But what about the women?
It turns out, there may not have been very many women. As in, almost none.
Gizmodo editor-in-chief Annalee Newitz analyzed the data from the site's user database and found a lot of suspicious stuff suggesting that nearly all the female accounts were fake, maintained by the company's employees.
First, the official numbers. The info that the hackers published contained about 31 million accounts apparently belonging to men, and about 5 million apparently belonging to women.
But when Newitz dug deeper, she found a bunch of test accounts that ended with ashleymadison.com, suggesting that they were created internally (90% of them were for women), as well as 350 female accounts for people with the same and very unusual last name.

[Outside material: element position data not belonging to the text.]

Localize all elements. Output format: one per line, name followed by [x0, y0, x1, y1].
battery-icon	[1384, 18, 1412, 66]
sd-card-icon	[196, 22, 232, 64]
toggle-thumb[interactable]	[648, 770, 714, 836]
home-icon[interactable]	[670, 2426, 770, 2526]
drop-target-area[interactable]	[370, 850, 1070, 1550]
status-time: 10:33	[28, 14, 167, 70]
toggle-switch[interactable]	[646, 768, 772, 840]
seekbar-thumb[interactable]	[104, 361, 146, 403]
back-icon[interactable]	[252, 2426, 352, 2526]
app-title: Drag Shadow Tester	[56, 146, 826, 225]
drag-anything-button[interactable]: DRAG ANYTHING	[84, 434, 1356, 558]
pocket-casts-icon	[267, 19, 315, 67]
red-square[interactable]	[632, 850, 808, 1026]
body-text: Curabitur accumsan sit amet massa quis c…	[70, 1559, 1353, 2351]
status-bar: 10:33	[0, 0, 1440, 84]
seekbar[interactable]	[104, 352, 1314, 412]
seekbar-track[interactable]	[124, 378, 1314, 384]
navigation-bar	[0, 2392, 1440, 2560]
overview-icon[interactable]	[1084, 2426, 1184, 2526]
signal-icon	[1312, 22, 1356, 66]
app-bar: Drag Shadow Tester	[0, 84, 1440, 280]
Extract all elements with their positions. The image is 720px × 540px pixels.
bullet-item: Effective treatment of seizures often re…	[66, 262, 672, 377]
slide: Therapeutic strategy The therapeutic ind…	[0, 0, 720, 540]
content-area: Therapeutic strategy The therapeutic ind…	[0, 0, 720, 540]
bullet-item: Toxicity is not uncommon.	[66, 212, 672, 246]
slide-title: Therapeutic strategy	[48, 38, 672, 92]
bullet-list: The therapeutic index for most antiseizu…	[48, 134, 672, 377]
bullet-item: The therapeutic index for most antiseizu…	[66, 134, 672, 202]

Then she found three really damning pieces of data:
Only 1,492 of the women in the database had ever opened their inbox to check their messages on the site. That's compared with more than 20 million men.
Only 2,409 of the women had ever used the site's chat function, versus more than 11 million men.
Only 9,700 of the women had ever responded to a message from another person on the site, versus almost 6 million men. (This number was greater than the number of women who checked messages because it's possible to answer messages in bulk when you first visit the site, without ever opening your inbox.)
It's possible that most of the women signed up but never did anything.
Either way, Newitz writes, Ashley Madison is a site where tens of millions of men write mail, chat, and spend money for women who aren't there."
The site's parent company, Avid Life Media, did not immediately return a request for comment.